Toplum resmi olarak (Dirençli, Mucit, Yükçeker, Damızlık vs.) yirmi “fayda-sınıfına” ayrılıyor. Ancak bu sınıfların pratikte yedisi kullanılıyor. Bu fayda sınıfları birinin hem toplumdaki hiyerarşik konumunu hem de iş bölümündeki payını belirtiyor diyebiliriz. Ve kendi isimlerini söylemeden önce bağlı olduğu cemiyetle fayda sınıflarını da belirtmeleri gerekiyor:

“Yumenesli, Dirençli, Jija”

“Her birini faydalarına göre seç. Liderler ve dayanıklılar, doğurganlar ve elinden iş gelenler, bilgeler ve amansızlar. Ve hepsini korumak için de birkaç güçlü kuvvetli Yükçeker.”

– Beşinci Mevsim(5)

Bu fayda sınıflarından tutun da gezegendeki diğer türlere karşı yaklaşıma kadar daha birçok tavsiye, uyarı ve kurallar “Taş İrfanı” denilen kadim bir yazıtta sıralanıyor. Taş İrfanı, küresel bir felaket (Devasa bir deprem, ardışık volkanik patlamalar, manyetik merkezin kayması gibi) akabinde vuku bulan ve onlarca yıl süren uzun kış döneminde daha da önemli bir hâl alıyor. Zira “Beşinci Mevsim” dedikleri bu ölüm döneminde hayatta kalmalarının irfana ne kadar uyup uymadıklarıyla yakından alakalı olduğunu söyleyebiliriz.

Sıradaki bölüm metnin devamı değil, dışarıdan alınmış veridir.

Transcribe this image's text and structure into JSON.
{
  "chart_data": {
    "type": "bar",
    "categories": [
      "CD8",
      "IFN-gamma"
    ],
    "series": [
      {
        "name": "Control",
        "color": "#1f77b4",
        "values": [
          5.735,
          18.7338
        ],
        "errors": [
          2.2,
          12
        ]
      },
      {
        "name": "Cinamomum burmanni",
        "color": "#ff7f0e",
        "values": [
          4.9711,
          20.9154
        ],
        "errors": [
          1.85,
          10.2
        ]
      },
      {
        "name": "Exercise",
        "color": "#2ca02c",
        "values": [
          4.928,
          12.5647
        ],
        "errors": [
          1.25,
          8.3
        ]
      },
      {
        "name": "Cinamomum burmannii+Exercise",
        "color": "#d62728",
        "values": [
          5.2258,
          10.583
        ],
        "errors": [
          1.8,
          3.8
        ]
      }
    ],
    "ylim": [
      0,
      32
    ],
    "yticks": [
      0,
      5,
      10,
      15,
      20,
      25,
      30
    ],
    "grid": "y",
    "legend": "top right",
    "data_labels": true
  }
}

“Kış, Bahar, Yaz, Güz; Ölüm beşincisi ve hepsinin ustası.” – Beşinci Mevsim(6)

Beşinci mevsimin etkilerine karşı Taş İrfanı olsa da küresel felaketlerin yıkıcılığından insanların korunması için yeterli olmuyor. O yüzden imparatorluk toprağın derinliklerinden gelen gücü sınırlı ölçüde kullanabilen özel yetenekli insanlardan faydalanıyor. Bu depremleri önleyebilen ya da volkanları sakinleştirebilenlere “Orojen” deniyor ve yeteneği olmayanlardan meydana gelen toplum onlardan korkuyor. Korku nefreti doğuruyor. Ve nefret linci ortaya çıkarıyor.

Eğer bir Orojen küçük yaşta linç edilmezse imparatorluğun eline geçiyor. Ve “Muhafızlar” denilen, yine özel güç ve bilgiye sahip, imparatorluk destekli bir tarikat hem onları halktan hem de halkı onlardan koruyor ve imparatorluk için faydalı olmalarını sağlıyorlar.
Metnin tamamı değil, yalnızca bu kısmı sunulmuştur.